Брат слушал, продолжая смотреть на улицу. Ну и тон появился у этого Гейни, а ведь когда-то он был любимчиком Георга. Теперь сам участвует в этой охоте, и хоть бы что. Доказать хочет подросткам из гитлерюгенда, да и взрослым, что ему на Георга наплевать, хотя когда-то он цеплялся за него, как репей. До чего они исковеркали малыша, это просто чудовищно, а ведь, кажется, его самого так обработали, что дальше некуда. Полтора года назад он вступил в ряды штурмовиков, так как уже не мог без ужаса вспоминать о пяти истекших годах безработицы. Да, этот ужас был одной из немногих реакций его сонного и вялого мозга. Второй был самым неразвитым и глупым из мальчиков Гейслер. Завтра ты опять потеряешь работу, сказали ему, если не вступишь сегодня. В его неповоротливом, тупом мозгу все еще жила тень какой-то мысли, что вся эта волынка не всерьез, что последнее слово еще не сказано. Все это просто наваждение и должно кончиться. Но как? Через кого? Когда? Этого он и сам не знал. И, слушая, каким наглым, ледяным тоном Гейни говорит с матерью, тот самый Гейни, которого Георг таскал на плечах на все демонстрации и который теперь только и бредил фюрерскими школами, эсэсовцами и моторизованными частями, — слушая его, второй брат чувствовал, что у него с души воротит. Он отошел от окна и уставился на юношу.
— Я пойду проведаю Брейтбахов, а ты ляжешь, мама, — сказал Гейни. — Ты все поняла?

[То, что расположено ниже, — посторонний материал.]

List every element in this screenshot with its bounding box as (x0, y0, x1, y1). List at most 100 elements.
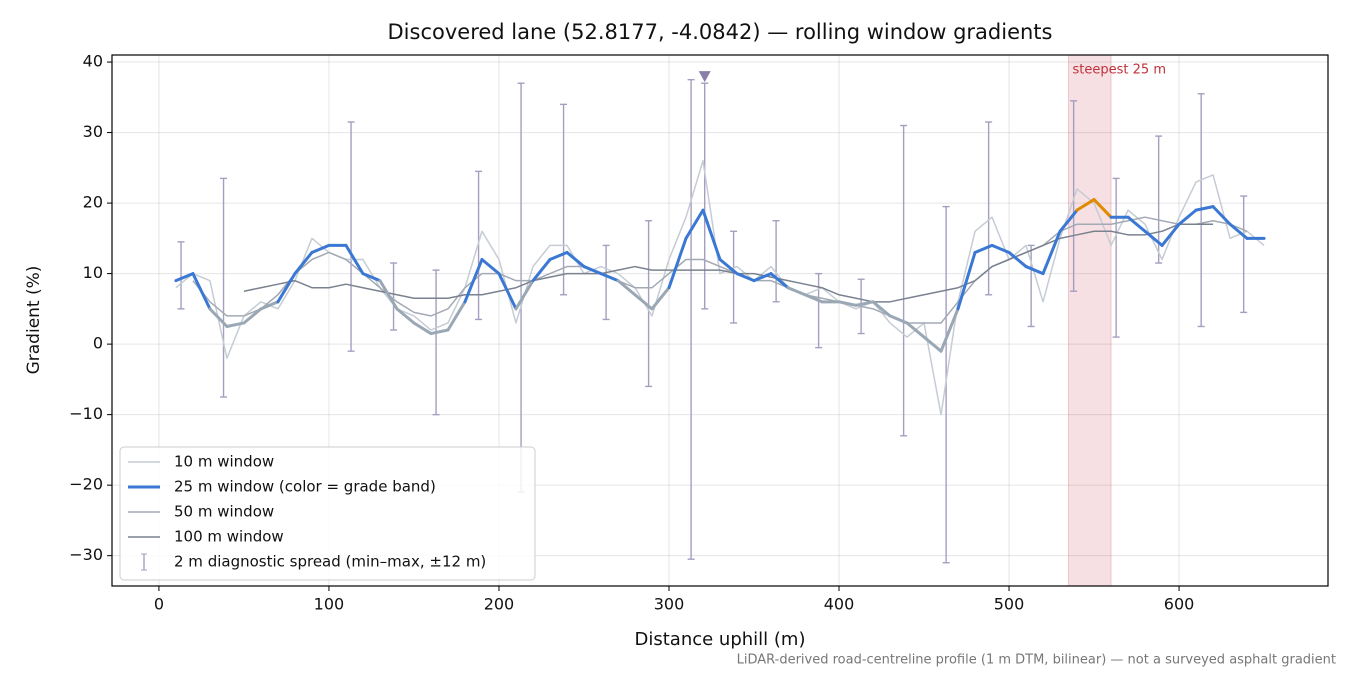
error-bar (772, 220, 780, 303)
legend-label: 25 m window (color = grade band) (174, 478, 436, 496)
line-segment (259, 300, 280, 311)
line-segment (582, 265, 603, 276)
legend-label: 50 m window (174, 503, 274, 521)
peak-marker (698, 71, 711, 83)
error-bar (1112, 177, 1120, 338)
line-segment (1007, 250, 1028, 269)
plot-frame (111, 54, 1329, 587)
error-bar (177, 241, 185, 310)
y-tick-label: 0 (93, 334, 103, 353)
error-bar (1027, 244, 1035, 328)
line-segment (1075, 198, 1096, 212)
line-segment (361, 272, 382, 283)
line-segment (718, 258, 739, 276)
legend-box (119, 446, 536, 581)
series-line (192, 216, 1248, 324)
line-segment (684, 208, 705, 240)
error-bar (730, 230, 738, 324)
line-segment (412, 321, 433, 336)
x-tick-label: 400 (824, 595, 855, 614)
line-segment (752, 272, 773, 283)
y-tick-label: 30 (83, 122, 103, 141)
error-bar (645, 220, 653, 388)
error-bar (517, 82, 525, 493)
error-bar (475, 170, 483, 321)
error-bar (1240, 195, 1248, 314)
line-segment (1228, 222, 1249, 240)
error-bar (432, 269, 440, 416)
x-tick-label: 100 (314, 595, 345, 614)
line-segment (514, 279, 535, 311)
line-segment (565, 250, 586, 269)
y-tick-label: 10 (83, 263, 103, 282)
line-segment (1177, 208, 1198, 226)
line-segment (344, 243, 365, 276)
error-bar (347, 121, 355, 352)
series-line (175, 160, 1265, 416)
line-segment (531, 258, 552, 283)
x-tick-label: 300 (654, 595, 685, 614)
line-segment (922, 335, 943, 353)
line-segment (854, 300, 875, 307)
y-tick-label: −30 (69, 545, 103, 564)
y-axis-label: Gradient (%) (24, 266, 44, 375)
legend-label: 2 m diagnostic spread (min–max, ±12 m) (174, 553, 486, 571)
line-segment (939, 307, 960, 353)
line-segment (973, 243, 994, 254)
line-segment (990, 243, 1011, 254)
error-bar (985, 121, 993, 296)
line-segment (446, 300, 467, 332)
highlight-band (1068, 54, 1112, 587)
line-segment (701, 208, 722, 262)
legend-label: 100 m window (174, 528, 284, 546)
highlight-label: steepest 25 m (1073, 63, 1166, 78)
line-segment (1211, 205, 1232, 226)
line-segment (650, 286, 671, 311)
y-tick-label: 20 (83, 193, 103, 212)
x-tick-label: 600 (1164, 595, 1195, 614)
line-segment (803, 293, 824, 304)
error-bar (815, 272, 823, 349)
line-segment (276, 272, 297, 304)
line-segment (429, 328, 450, 336)
error-bar (220, 177, 228, 398)
x-tick-label: 0 (154, 595, 164, 614)
x-tick-label: 500 (994, 595, 1025, 614)
line-segment (174, 272, 195, 283)
line-segment (1058, 208, 1079, 233)
y-tick-label: −20 (69, 475, 103, 494)
line-segment (497, 272, 518, 311)
error-bar (602, 244, 610, 321)
error-bar (390, 262, 398, 331)
y-tick-label: −10 (69, 404, 103, 423)
y-tick-label: 40 (83, 52, 103, 71)
error-bar (1070, 100, 1078, 292)
error-bar (900, 124, 908, 437)
line-segment (956, 250, 977, 311)
line-segment (395, 307, 416, 325)
line-segment (599, 272, 620, 283)
line-segment (1160, 222, 1181, 247)
line-segment (905, 321, 926, 339)
line-segment (1194, 205, 1215, 212)
error-bar (560, 103, 568, 296)
line-segment (480, 258, 501, 276)
line-segment (310, 243, 331, 254)
line-segment (1126, 215, 1147, 233)
series-line (243, 223, 1214, 303)
x-tick-label: 200 (484, 595, 515, 614)
footnote: LiDAR-derived road-centreline profile (1… (737, 653, 1336, 668)
line-segment (667, 236, 688, 290)
line-segment (293, 250, 314, 276)
line-segment (463, 258, 484, 304)
line-segment (242, 307, 263, 325)
line-segment (225, 321, 246, 328)
line-segment (769, 272, 790, 290)
error-bar (687, 78, 695, 560)
line-segment (633, 293, 654, 311)
line-segment (1143, 229, 1164, 247)
line-segment (191, 272, 212, 311)
line-segment (1024, 265, 1045, 276)
line-segment (1092, 198, 1113, 219)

И мать, к их великому изумлению, ответила:
— Да.
Старуха наконец додумала свои мысли. Она спокойно сказала:
— Принеси-ка мне валерьянки. — Приму, подумала она, чтобы сердце не подстроило мне какой-нибудь каверзы, и лягу, пусть они уйдут. А я тогда сяду у двери и, как услышу, что Георг идет двором, закричу изо всех сил: гестапо!
Вот уже три дня, как все они, особенно Гейни и жена второго сына, втолковывают ей, что у нее и без Георга большая семья — три сына и шестеро внучат — и все они могут от ее безрассудства погибнуть. А мать молчит. В былые дни Георг был для нее просто одним из ее четырех сыновей. Он доставлял ей немало забот. Вечные жалобы соседей, учителей. Он то и дело ссорился с отцом, с обоими старшими братьями. Со вторым — оттого, что тот был равнодушен ко всему, что волновало Георга, со старшим — оттого, что волновало их одно и то же, но брат смотрел на все иначе, чем Георг.
Старший брат жил теперь с семьей на другом конце города. О побеге Георга он услышал по радио и читал в газетах. И если после ареста Георга дня не проходило, чтобы этот брат не думал о нем, то теперь он почти только о нем одном и думал. Найди он какой-нибудь способ помочь ему, он не пожалел бы ни себя, ни своей семьи. Сотни раз спрашивали его на заводе: «Этот Гейслер не родня тебе?» И сотни раз отвечал он тем тоном, от которого вокруг воцарялось молчание: «Это мой брат».
Мать когда-то предпочитала старшего, а по временам — самого младшего. Она очень любила и второго, который, быть может, был предан ей больше всех и неуклюже, по-своему относился к лей внимательнее других.